Due to the almost-certain victory for Abe and the LDPs, the election is being seen as a referendum on ‘Abenomics’. Prime Minister Abe’s punnily named economic policy is formed of ‘three arrows’; fiscal stimulus, monetary easing and structural reforms. These policies resulted in a reduction of Japanese unemployment, as well as aiding the Nikkei in reaching its currents highs. However, Abe’s three arrows dramatically harmed the yen, and following the BoJ QE decision, the US dollar has reached 7 year highs of 121 against the Japanese currency.

The early success of ‘Abenomics’ has given way to a shrinking GDP, a 23 month trade deficit run, as well as the aforementioned weak yen. These all contributed to Japan’s slide into recession, with serious questions being asked of Abe’s economic policies. The stock market boom for the Nikkei has failed to be felt in real terms for the Japanese public, as wages growth has stagnated despite rising prices.

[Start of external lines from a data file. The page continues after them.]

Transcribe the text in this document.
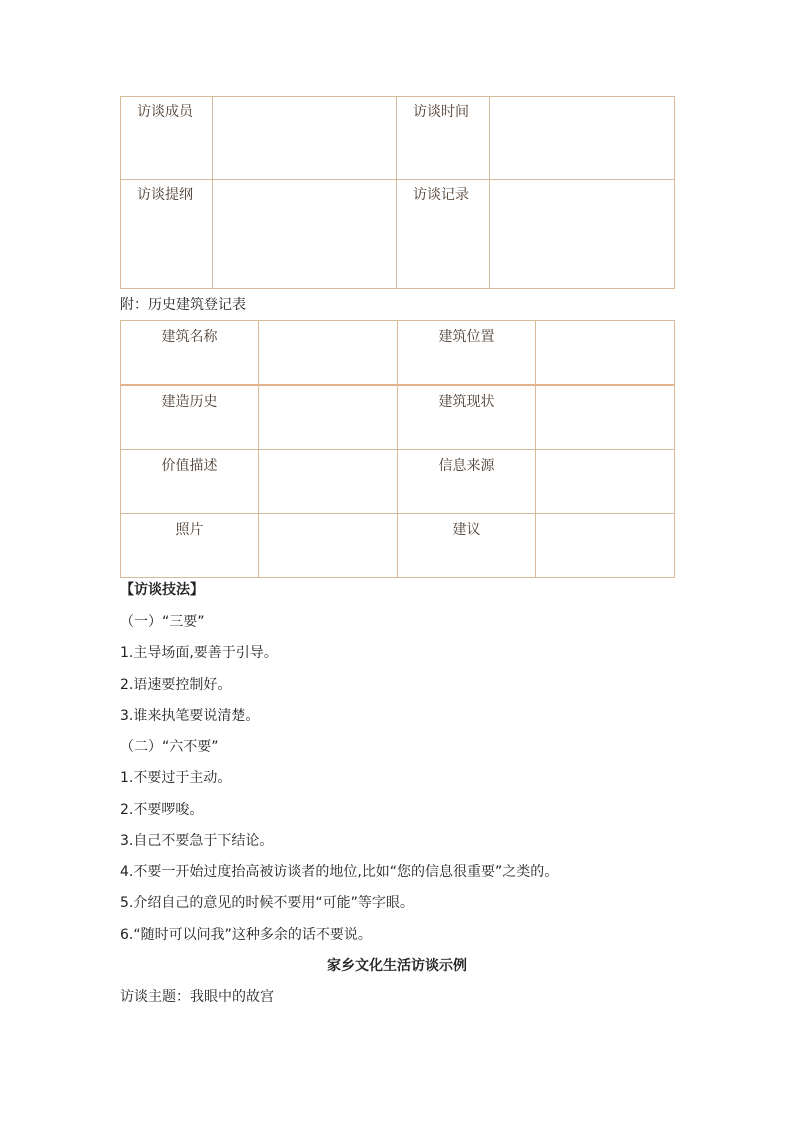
访谈成员		访谈时间	
访谈提纲		访谈记录	
附：历史建筑登记表
建筑名称		建筑位置	
建造历史		建筑现状	
价值描述		信息来源	
照片		建议	
【访谈技法】
（一）“三要”
1.主导场面,要善于引导。
2.语速要控制好。
3.谁来执笔要说清楚。
（二）“六不要”
1.不要过于主动。
2.不要啰唆。
3.自己不要急于下结论。
4.不要一开始过度抬高被访谈者的地位,比如“您的信息很重要”之类的。
5.介绍自己的意见的时候不要用“可能”等字眼。
6.“随时可以问我”这种多余的话不要说。
家乡文化生活访谈示例
访谈主题：我眼中的故宫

Alongside the dismal state of the Eurozone, Japan’s economic situation led the IMF to downgrade 2014’s global growth forecasts to 3.3% from 3.4%. However, Japan’s economic weakness has led to big gains for the US. As mentioned, post-QE the dollar rocketed against the yen, helping the Dow Jones reach all-time record highs at 2014 comes to a close. A continuation of ‘Abenomics’ will be music to the USA’s ears, as it would allow the dollar to continue to function unimpeded by the yen, which would require significant economic changes to become resurgent. And if Abe and the LDPs can win the two-thirds of seats they need to oust their coalition partners, Japan could see the economy double-down on Abe’s economic decisions. This would lead to the speeding up of structural reforms in the labour market, tax structure and immigration that many how found to be lacking pace in 2014.

In the immediate run up, and aftermath, of the election, the yen looks set to continue to weaken, as an Abe-win would most likely mean more bad news for the currency. The Nikkei, which has been a big benefactor of Abe’s economic policies, will most likely see his re-election as a positive, and hopefully a short-term end to Japan’s instability. This could lead to the reclamation of last week’s gains, which have slowly been lost as the election grows closer.